The climate favored the cultivation of carrots, turnips and cabbage (the Romans only got to know it after crossing the Alps), as were the onions, garlic, leeks and asparagus they brought with them. Legumes, such as peas and beans, were important for the supply of protein. Many native fruits have been used to provide vitamins – even if the “vitamin” component was not yet known – but the health value of the fruit was known. Apples, pears, cherries and the widespread wild fruit were already used by the Celts. The Romans brought plums from the Middle East with them – and peaches were tasted every now and then, with varying degrees of success depending on the location. It was the same with wine. The local vines were too tart for many Romans; they were used mainly as table grapes. It was preferred to drink sweeter wines from the south, a Mediterranean area with great locations in today’s Italy, France and Greece. Villa Rustica’s herb garden was as well stocked as it is today – most of the herbs in our kitchen come from the Mediterranean. However, the products were not only intended for personal consumption.
Everything that could not be cultivated in our climate had to be imported – no Roman wanted to do without olives, especially oil was transported over long distances, as well as lentils, dried figs and spices.
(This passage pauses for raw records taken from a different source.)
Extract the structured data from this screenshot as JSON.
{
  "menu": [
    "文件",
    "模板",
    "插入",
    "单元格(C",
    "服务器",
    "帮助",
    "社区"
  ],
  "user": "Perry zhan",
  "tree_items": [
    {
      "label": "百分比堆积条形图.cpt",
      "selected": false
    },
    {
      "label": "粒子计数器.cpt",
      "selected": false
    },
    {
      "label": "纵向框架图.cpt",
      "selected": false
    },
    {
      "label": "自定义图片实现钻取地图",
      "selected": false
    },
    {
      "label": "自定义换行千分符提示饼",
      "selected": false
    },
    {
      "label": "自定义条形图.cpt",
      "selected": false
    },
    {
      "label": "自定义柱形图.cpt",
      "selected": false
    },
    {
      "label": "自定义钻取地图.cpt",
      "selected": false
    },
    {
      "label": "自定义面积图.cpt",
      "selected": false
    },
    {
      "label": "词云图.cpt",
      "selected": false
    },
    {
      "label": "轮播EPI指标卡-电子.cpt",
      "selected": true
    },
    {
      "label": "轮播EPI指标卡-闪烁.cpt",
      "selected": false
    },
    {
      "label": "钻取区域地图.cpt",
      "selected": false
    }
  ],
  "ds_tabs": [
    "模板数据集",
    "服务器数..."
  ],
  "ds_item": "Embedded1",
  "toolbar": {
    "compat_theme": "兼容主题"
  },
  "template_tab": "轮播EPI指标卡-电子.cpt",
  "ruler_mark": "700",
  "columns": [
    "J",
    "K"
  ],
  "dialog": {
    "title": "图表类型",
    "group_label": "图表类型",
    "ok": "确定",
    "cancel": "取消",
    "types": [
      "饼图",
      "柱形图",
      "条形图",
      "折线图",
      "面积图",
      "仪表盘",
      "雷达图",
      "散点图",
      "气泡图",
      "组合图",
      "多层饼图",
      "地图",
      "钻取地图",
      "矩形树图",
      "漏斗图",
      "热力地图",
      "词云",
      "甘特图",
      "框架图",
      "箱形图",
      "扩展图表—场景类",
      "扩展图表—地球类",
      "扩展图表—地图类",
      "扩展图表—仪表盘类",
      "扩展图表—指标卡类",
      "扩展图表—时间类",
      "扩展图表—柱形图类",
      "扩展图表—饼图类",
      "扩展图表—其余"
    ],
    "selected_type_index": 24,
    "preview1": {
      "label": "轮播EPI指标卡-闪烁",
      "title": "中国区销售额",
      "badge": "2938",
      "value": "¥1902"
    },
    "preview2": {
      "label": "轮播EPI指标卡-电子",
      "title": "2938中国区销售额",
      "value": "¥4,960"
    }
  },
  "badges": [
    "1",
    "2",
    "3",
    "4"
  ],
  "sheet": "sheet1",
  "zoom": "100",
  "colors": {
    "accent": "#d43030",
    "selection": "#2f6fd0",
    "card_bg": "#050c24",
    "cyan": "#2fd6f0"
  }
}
Oxen and donkeys (or mules) were kept as draught and transport animals, and horses bred for riders in legions. The horses were a bit smaller than today’s breeds – Norwegian horses are similar to those of that time. It should not be forgotten that, on average, Roman soldiers were slightly smaller than today’s inhabitants. Meat was very popular among the Romans and was initially supplied by pigs, sheep and goats, the latter giving milk for the production of cheese (milk was hardly drunk), as well as wool and leather. The forest was cut down to keep homes warm. There remained free areas that were only suitable as pastures. Therefore, cattle farming became more and more popular – and the eating habits of the Romans had to change. Meat cattle, short-horned breeds (also slightly smaller than today) appeared to be quite well adapted to the climatic conditions north of the Alps. Meat (especially veal), milk for cheese and the desired skin were provided. The addition of concentrated feed was still in its infancy. Think of poultry on such a farm as “loud and tasty”. The farm was inhabited by geese, ducks, chickens and pigeons. The bees were certainly useful, because honey was the only real sweetener apart from concentrated fruit or wine juice. The indigenous Germanic and Celtic peoples were already active in beekeeping – and thanks to honey, trade with the Romans flourished.
Since the army had to be looked after, large amounts of grain could hardly be mowed with a scythe and threshing by hand, so real “machines”, or at least devices powered by draught animals, were used. Good examples are donkey mills, a threshing roller with a man as “ballast” and, of course, a “lawn mower”. The plows of that time did not overturn the ground like today’s equipment, but were already reinforced with iron and had a wheel frame – these are the practical ancestors of modern plows. Heavy work, such as pulling carts, was done almost exclusively by oxen. Although they were slower than horses, they were much more enduring and stronger.